New York’a geçtim sonrasında, ırkçılık üzerine meydan konuşması yapacaktım. Meydanda Türk bayrakları çoktu. Aslanlarım yine yalnız bırakmadılar dedim. “Bir hayalim var,” diye başladım konuşmama. Konuştukça dinleyenlerin derileri şeffaf olmaya başladı. Etlerini kafataslarını görüyordum dinleyenlerin. Daha büyük bir şevkle konuşmama devam ettim. Hepimiz oradan buhar olduk uçtuk. Alçak basınç bizi balkanlara doğru sürükledi. Beyazdan karaya doğru kaçtı rengim ve anladım ki yağacağım balkanlara. En azından hava durumda bahsedecekler yine benden. Meydanda konuşmam boşa gitmemiş olacaktı böylece. Yağdım damla damla ve sel oldum toprağa varınca. Benim suçum değildi önüme geleni altıma alıp dal budak boğup geçmek. Ama canlı cansız yıktım geçtim. Havada iken buna neden olacağımı bilmiyorum. Nedense kendimi sorumlu da hissetmiyordum. Balçık çamurlarımdan bir çömlek yaptılar. O çömlekte sucuklu kuru fasulye pişirdiler. Lezzetine lezzet katmak için çok çabaladım.

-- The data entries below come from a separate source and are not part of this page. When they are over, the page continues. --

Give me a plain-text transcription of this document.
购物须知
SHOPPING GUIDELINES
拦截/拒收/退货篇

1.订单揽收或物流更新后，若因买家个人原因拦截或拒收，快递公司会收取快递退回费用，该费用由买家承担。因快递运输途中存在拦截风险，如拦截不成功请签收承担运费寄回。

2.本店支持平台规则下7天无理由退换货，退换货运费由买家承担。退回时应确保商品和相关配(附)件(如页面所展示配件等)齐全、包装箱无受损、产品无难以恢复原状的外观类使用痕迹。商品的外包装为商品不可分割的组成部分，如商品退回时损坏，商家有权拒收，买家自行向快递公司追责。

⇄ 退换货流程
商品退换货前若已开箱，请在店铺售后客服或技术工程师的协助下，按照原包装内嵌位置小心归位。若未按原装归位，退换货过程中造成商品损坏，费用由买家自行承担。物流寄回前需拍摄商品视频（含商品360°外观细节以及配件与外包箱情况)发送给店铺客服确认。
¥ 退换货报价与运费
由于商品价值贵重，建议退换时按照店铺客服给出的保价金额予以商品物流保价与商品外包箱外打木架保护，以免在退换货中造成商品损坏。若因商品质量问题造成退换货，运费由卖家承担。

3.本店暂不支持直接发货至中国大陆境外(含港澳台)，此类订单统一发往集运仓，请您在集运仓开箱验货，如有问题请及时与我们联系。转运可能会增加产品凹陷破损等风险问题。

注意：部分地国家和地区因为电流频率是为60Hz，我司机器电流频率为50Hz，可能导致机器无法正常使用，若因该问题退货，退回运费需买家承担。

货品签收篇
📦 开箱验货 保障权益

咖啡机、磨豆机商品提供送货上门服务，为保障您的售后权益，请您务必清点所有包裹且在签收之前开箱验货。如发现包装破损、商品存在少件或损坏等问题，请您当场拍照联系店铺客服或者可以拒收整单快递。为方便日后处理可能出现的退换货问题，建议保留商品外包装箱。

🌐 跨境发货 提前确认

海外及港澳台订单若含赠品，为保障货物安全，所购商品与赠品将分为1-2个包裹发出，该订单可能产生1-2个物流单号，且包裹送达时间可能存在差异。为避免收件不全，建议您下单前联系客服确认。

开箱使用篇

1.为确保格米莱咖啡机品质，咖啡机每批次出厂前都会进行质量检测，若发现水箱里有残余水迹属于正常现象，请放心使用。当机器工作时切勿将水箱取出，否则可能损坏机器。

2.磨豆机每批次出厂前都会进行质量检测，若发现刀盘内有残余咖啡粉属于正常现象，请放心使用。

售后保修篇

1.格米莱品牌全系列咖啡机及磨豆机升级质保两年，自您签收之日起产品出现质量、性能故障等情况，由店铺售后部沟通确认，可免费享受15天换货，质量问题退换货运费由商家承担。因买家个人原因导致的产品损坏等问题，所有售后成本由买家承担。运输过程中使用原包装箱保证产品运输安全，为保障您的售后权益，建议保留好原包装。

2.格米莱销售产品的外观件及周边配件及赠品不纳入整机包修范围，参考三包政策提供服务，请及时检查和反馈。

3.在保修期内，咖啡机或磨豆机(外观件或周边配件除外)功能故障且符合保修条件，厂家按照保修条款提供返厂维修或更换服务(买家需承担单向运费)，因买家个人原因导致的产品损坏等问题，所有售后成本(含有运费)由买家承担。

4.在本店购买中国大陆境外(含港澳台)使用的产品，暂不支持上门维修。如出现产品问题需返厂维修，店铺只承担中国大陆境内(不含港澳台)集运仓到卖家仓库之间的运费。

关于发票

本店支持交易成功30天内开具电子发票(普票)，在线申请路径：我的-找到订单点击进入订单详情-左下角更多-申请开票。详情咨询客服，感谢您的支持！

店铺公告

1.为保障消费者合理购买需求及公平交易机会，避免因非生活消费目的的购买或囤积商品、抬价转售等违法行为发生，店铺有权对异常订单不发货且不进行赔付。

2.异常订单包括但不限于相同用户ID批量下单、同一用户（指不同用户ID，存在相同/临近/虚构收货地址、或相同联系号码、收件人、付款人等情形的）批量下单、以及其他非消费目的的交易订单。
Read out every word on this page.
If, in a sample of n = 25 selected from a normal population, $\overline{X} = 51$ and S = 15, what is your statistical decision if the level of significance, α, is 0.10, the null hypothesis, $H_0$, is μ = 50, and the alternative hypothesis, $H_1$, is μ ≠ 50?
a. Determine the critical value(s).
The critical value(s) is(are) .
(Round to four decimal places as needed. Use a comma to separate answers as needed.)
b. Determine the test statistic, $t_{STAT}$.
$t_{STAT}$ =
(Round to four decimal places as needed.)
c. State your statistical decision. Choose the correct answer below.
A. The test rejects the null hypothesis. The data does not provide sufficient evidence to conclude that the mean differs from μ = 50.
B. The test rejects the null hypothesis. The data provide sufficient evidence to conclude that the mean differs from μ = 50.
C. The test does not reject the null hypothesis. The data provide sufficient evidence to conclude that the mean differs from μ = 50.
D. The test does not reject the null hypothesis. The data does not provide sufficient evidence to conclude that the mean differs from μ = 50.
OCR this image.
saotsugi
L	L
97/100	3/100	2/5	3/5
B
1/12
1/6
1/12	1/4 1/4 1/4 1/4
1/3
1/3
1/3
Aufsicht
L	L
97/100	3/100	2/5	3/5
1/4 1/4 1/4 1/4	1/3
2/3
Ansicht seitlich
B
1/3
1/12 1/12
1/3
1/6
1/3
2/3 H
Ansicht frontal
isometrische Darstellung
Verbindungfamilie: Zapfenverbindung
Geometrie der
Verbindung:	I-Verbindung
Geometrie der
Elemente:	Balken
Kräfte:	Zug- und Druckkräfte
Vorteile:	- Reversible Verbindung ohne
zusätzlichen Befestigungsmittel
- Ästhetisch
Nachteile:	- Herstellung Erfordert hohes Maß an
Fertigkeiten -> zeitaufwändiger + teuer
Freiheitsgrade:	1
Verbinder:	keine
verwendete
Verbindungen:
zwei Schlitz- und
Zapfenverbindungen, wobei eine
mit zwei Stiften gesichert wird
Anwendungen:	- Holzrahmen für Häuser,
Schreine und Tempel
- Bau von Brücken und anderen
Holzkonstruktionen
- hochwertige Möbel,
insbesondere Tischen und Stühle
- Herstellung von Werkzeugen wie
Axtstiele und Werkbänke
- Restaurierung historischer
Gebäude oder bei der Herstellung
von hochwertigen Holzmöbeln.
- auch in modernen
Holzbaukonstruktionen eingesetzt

Deprem bölgesi neresidir biliyor musun? Kara parçasının olduğu her yerdir. Deprem her an olur esasında sen fark etmezsin. Yer yarıldı bir keresinde asıldım kaldım bir kenarında. Aşağısını o kadar merak ediyordum ki canım pahasına ellerimi bıraktım. Düş düş bitmedi. Asla bir yere çarpmadan öyle düşeceğimi sanıyordum. Ama düşme hızım artıkça nefes alamamaya başladım. Bir yandan da o derin karanlık aydınlanmaya başladı. Lavlara düştüm. Cız ettim ama kalbimi cız ettirenler kadar canım acımadı. Küllerimi bile bulamazlar artık.
Bir dağda bir kayanın içindeyim homojen. Suç işleyenleri getirdiler ayakları prangalı. Ellerinde balyozlar bizleri dövüp duruyorlar. Parçalanmam sanıyorum ama nasıl öfkeli vuruyorsa bu adam bana, tuz buz etti beni. Sonra benden bir parçayı eline aldı. Sanırım ukala yanım eline gelmişti çünkü ucu sivriydi. Gardiyanın ensesine sapladı beni. Kemiğine kadar girdim boynunda. Dizlerin üstüne çöktü kaldı. Balyozu vurdu sonra kafasına. Ben adamın ensesinin içinde yine tuzla buz oldum. Kanına karıştım tüm bedenine dağıldım. Bir cesedin içinde yeni hayatıma başladım.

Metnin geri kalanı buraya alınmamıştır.